# How many speakers on e-caller



## legband45 (Nov 15, 2011)

I have a homemade e-caller with 4 speakers. my question is how many speakers can I attach to it? I run a 400 watt amp and wasn't sure how many I could add to it. Thanks


----------



## Wulffhunter (Dec 12, 2011)

Depends on how many watt your speakers are and how many connections you have. Personally I think you have enough speakers. If you keep them where you want the birds at you should be able to get them to concrentrate on that part of your spread. To each their own though.


----------



## the professor (Oct 13, 2006)

has nothing to do with size or connections. 
if you have an amp that is rated as "4 ohms stable", you can operate two 8 ohm speakers per channel. so if you have a 50 watt RMS x 4 channel amp, you can operate two 8 ohm speakers per channel and have 8 speakers. two 8 ohm speakers in parallel will be a 4 ohm load on the channel. you'll want to size speakers appropriately though.


----------



## zettler (Sep 7, 2002)

What length of wire do you all use between box and speakers?

Thanks.


----------



## the professor (Oct 13, 2006)

25', 50', and 100' cable lengths. the longer you go the heavier gauge wire you want though.


----------



## zettler (Sep 7, 2002)

the professor said:


> 25', 50', and 100' cable lengths. the longer you go the heavier gauge wire you want though.

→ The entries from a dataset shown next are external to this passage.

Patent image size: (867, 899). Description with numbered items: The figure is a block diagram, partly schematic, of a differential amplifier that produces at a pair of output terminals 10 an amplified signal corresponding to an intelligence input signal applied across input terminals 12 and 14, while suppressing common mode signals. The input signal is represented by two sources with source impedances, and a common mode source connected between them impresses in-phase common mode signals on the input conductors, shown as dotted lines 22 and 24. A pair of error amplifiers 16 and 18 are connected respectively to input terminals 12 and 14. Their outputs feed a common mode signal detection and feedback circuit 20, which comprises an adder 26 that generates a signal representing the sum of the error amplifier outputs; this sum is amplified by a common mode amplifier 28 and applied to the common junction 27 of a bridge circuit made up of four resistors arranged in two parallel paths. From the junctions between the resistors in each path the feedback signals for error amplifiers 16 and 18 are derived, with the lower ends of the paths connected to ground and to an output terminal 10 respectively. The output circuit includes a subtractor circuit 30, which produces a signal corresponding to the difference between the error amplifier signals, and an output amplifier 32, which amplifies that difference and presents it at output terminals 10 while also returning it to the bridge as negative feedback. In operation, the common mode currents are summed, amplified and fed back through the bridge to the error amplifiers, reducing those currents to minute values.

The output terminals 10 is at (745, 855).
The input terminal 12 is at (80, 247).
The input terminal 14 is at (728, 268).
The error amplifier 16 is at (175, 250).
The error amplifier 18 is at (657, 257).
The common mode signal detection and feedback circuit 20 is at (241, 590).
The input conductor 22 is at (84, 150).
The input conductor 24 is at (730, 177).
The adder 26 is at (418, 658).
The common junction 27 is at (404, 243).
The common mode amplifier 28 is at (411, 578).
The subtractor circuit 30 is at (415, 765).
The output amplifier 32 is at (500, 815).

Thanks. I am building a couple right now to add to what I already have. One will be a two-channel small one that fits in a small tool box and I am going to try the electrical outlet/plug option. The other is a 400 W Marine amp.


----------



## zettler (Sep 7, 2002)

the professor said:


> 25', 50', and 100' cable lengths. the longer you go the heavier gauge wire you want though.


Thanks. I am building a couple right now to add to what I already have. One will be a two-channel small one that fits in a small tool box and I am going to try the electrical outlet/plug option. The other is a 400 W Marine amp.


----------